Since you may not read Greek, here’s a translation from the Ante Nicene Fathers, volume 8. Of course I’ll do my own, but I haven’t started yet, and that one will be in the forthcoming volume 2 (so probably not released on the blog).

The full citation, if you’re interested:

Alexander Roberts, James Donaldson, and A. Cleveland Coxe, eds., Fathers of the Third and Fourth Centuries: The Twelve Patriarchs, Excerpts and Epistles, the Clementina, Apocrypha, Decretals, Memoirs of Edessa and Syriac Documents, Remains of the First Ages (vol. 8, pp. 582–586; The Ante-Nicene Fathers; Buffalo, NY: Christian Literature Company, 1886).

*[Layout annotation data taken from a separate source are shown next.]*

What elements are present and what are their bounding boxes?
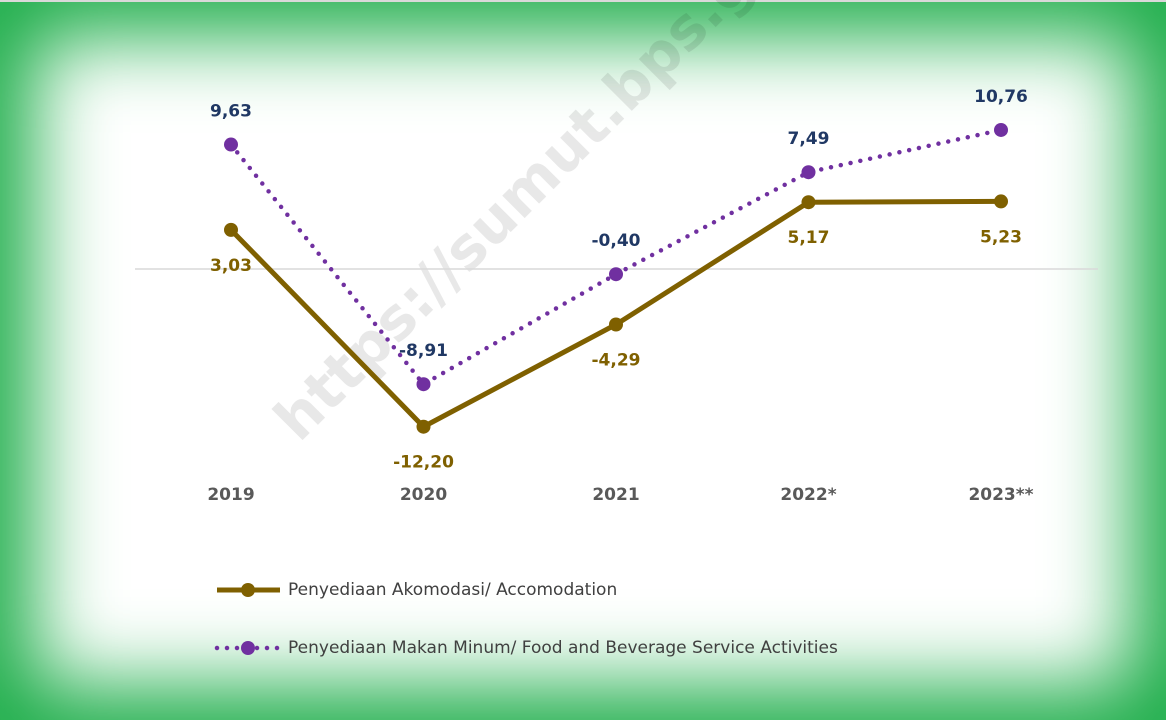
- data-label: 7,49: [788, 129, 830, 149]
- point: [224, 222, 238, 237]
- point: [416, 419, 431, 434]
- x-tick-label: 2022*: [780, 485, 836, 505]
- point: [609, 267, 623, 282]
- x-tick-label: 2019: [207, 485, 254, 505]
- legend-marker: [241, 583, 255, 597]
- x-tick-label: 2020: [400, 485, 447, 505]
- data-label: 3,03: [210, 256, 252, 276]
- legend-label: Penyediaan Makan Minum/ Food and Beverag…: [288, 638, 838, 658]
- point: [801, 165, 816, 180]
- point: [609, 317, 623, 332]
- point: [416, 377, 431, 392]
- x-tick-label: 2021: [592, 485, 639, 505]
- data-label: -8,91: [399, 341, 448, 361]
- point: [994, 194, 1008, 209]
- data-label: 10,76: [974, 87, 1028, 107]
- x-tick-label: 2023**: [968, 485, 1033, 505]
- watermark: https://sumut.bps.go.id: [261, 0, 854, 454]
- data-label: 9,63: [210, 102, 252, 122]
- point: [801, 195, 816, 210]
- point: [224, 137, 238, 152]
- data-label: -0,40: [592, 231, 641, 251]
- data-label: -4,29: [592, 350, 641, 370]
- data-label: -12,20: [393, 453, 454, 473]
- legend-marker: [241, 641, 255, 655]
- legend-label: Penyediaan Akomodasi/ Accomodation: [288, 580, 617, 600]
- point: [994, 122, 1008, 137]
- data-label: 5,17: [788, 228, 830, 248]
- data-label: 5,23: [980, 227, 1022, 247]
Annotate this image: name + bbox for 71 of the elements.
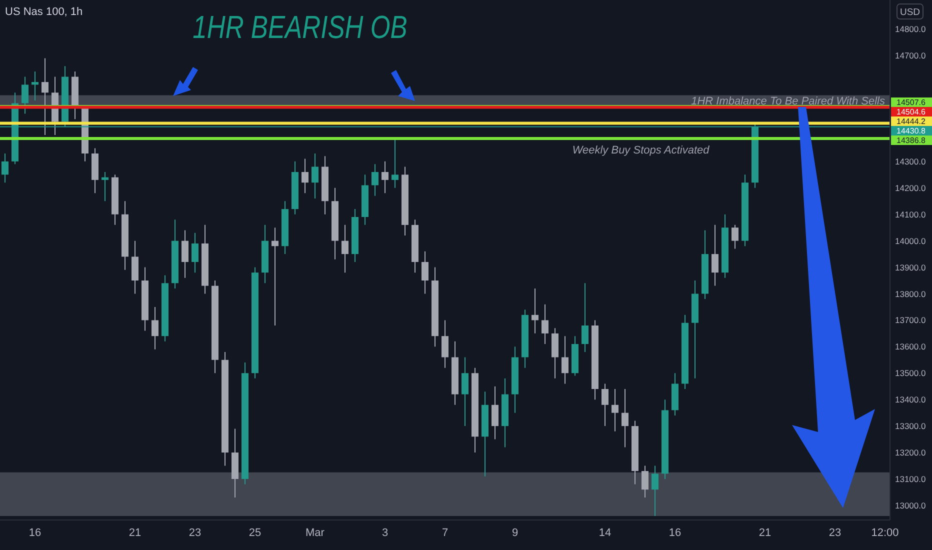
y-tick-label: 13100.0 (895, 474, 926, 484)
y-tick-label: 13500.0 (895, 368, 926, 378)
x-tick-label: 9 (512, 526, 518, 539)
x-tick-label: 21 (128, 526, 142, 539)
x-tick-label: 14 (598, 526, 612, 539)
y-tick-label: 13000.0 (895, 500, 926, 510)
candlestick (182, 230, 188, 278)
y-tick-label: 13900.0 (895, 262, 926, 272)
y-tick-label: 14800.0 (895, 24, 926, 34)
candlestick (42, 58, 48, 136)
candlestick (102, 172, 108, 202)
candlestick (22, 76, 28, 114)
candlestick (642, 465, 648, 498)
candlestick (622, 388, 628, 448)
candlestick (152, 306, 158, 350)
x-tick-label: 16 (668, 526, 682, 539)
x-tick-label: 23 (828, 526, 842, 539)
y-tick-label: 14200.0 (895, 182, 926, 193)
y-tick-label: 14300.0 (895, 156, 926, 166)
x-tick-label: 7 (442, 526, 448, 539)
y-tick-label: 13400.0 (895, 394, 926, 405)
candlestick (392, 137, 398, 188)
candlestick (652, 465, 658, 517)
band-label: 1HR Imbalance To Be Paired With Sells (691, 95, 886, 108)
ref-line-label: 14386.8 (896, 136, 926, 146)
x-tick-label: 3 (382, 526, 388, 539)
candlestick (732, 224, 738, 250)
candlestick (192, 232, 198, 274)
ref-line-label: 14444.2 (896, 117, 926, 126)
candlestick (442, 320, 448, 368)
y-tick-label: 13600.0 (895, 342, 926, 352)
x-tick-label: 12:00 (871, 526, 899, 539)
candlestick (562, 336, 568, 384)
ref-line-label: 14507.6 (896, 98, 926, 108)
candlestick (602, 383, 608, 427)
candlestick (532, 288, 538, 334)
text: US Nas 100, 1h (5, 6, 83, 18)
annotation: 1HR BEARISH OB (192, 10, 408, 46)
candlestick (542, 304, 548, 345)
candlestick (462, 356, 468, 427)
text: USD (900, 7, 920, 18)
x-tick-label: 21 (758, 526, 772, 539)
candlestick (582, 282, 588, 352)
x-tick-label: 23 (188, 526, 202, 539)
ref-line-label: 14430.8 (896, 126, 926, 136)
candlestick (302, 158, 308, 194)
candlestick (422, 250, 428, 294)
candlestick (552, 328, 558, 379)
candlestick (382, 160, 388, 194)
x-tick-label: Mar (306, 526, 325, 539)
candlestick (2, 152, 8, 184)
y-tick-label: 13300.0 (895, 421, 926, 432)
candlestick (132, 240, 138, 294)
y-tick-label: 14000.0 (895, 236, 926, 246)
candlestick (32, 70, 38, 102)
candlestick (312, 152, 318, 199)
y-tick-label: 13700.0 (895, 315, 926, 326)
ref-line-label: 14504.6 (896, 108, 926, 117)
x-tick-label: 16 (28, 526, 42, 539)
y-tick-label: 13200.0 (895, 448, 926, 458)
candlestick (372, 164, 378, 196)
candlestick (492, 386, 498, 440)
candlestick (272, 227, 278, 326)
x-tick-label: 25 (248, 526, 262, 539)
candlestick (612, 388, 618, 432)
annotation: Weekly Buy Stops Activated (572, 144, 710, 156)
candlestick (342, 224, 348, 274)
candlestick (712, 224, 718, 286)
y-tick-label: 14100.0 (895, 209, 926, 220)
y-tick-label: 13800.0 (895, 288, 926, 299)
y-tick-label: 14700.0 (895, 50, 926, 61)
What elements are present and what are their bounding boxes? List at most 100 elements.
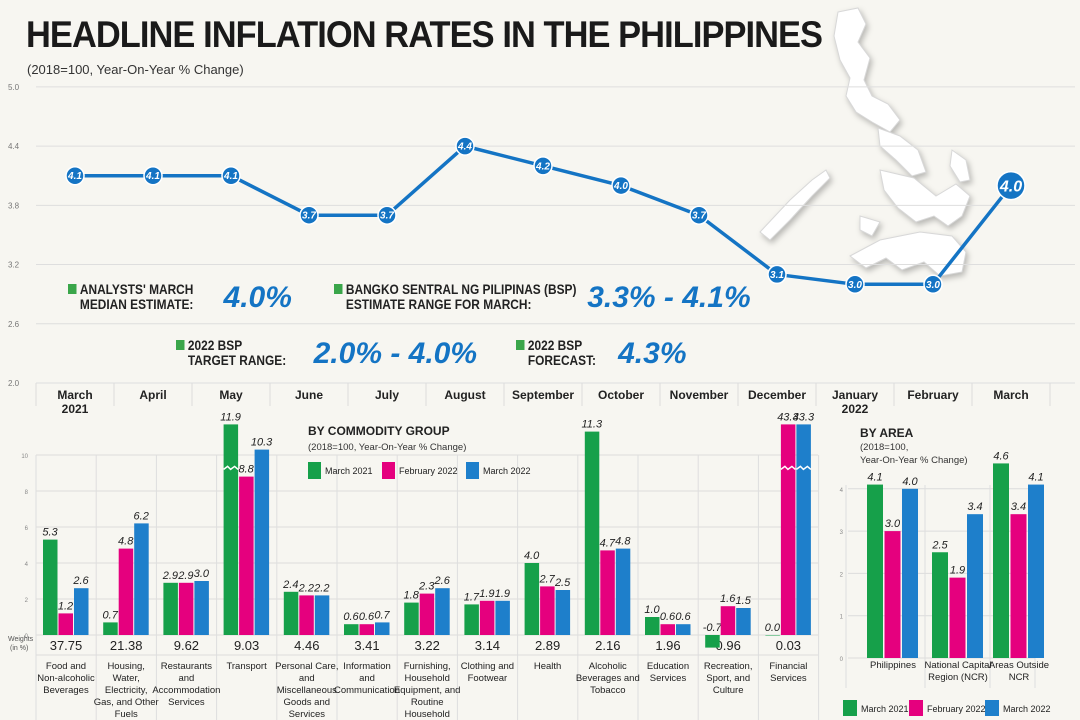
y-tick-label: 8 <box>25 490 29 496</box>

If you find this useful, interesting, or helpful, please let me know.

NT Apocrypha: John and the Robber

9780802872890I just realized that I have not mentioned this on the blog. But recently I wrote an introduction and translation for a neat piece of Christian (aka New Testament) Apocrypha known as John and the Robber. It is a great little apocryphal story of the apostle John, post-Patmos, in Ephesus and his encounter with the bishop of Smyrna and a robber.

This will be published in Tony Burke and Brent Landau’s forthcoming New Testament Apocrypha: More Noncanonical Scriptures (Volume 1), to be published in November 2016 by Eerdmans. So keep an eye out for it, the volume looks to be awesome.

Note: I mention this because a volume 2 is in the works, and I’ve recently been working on a submission. More later.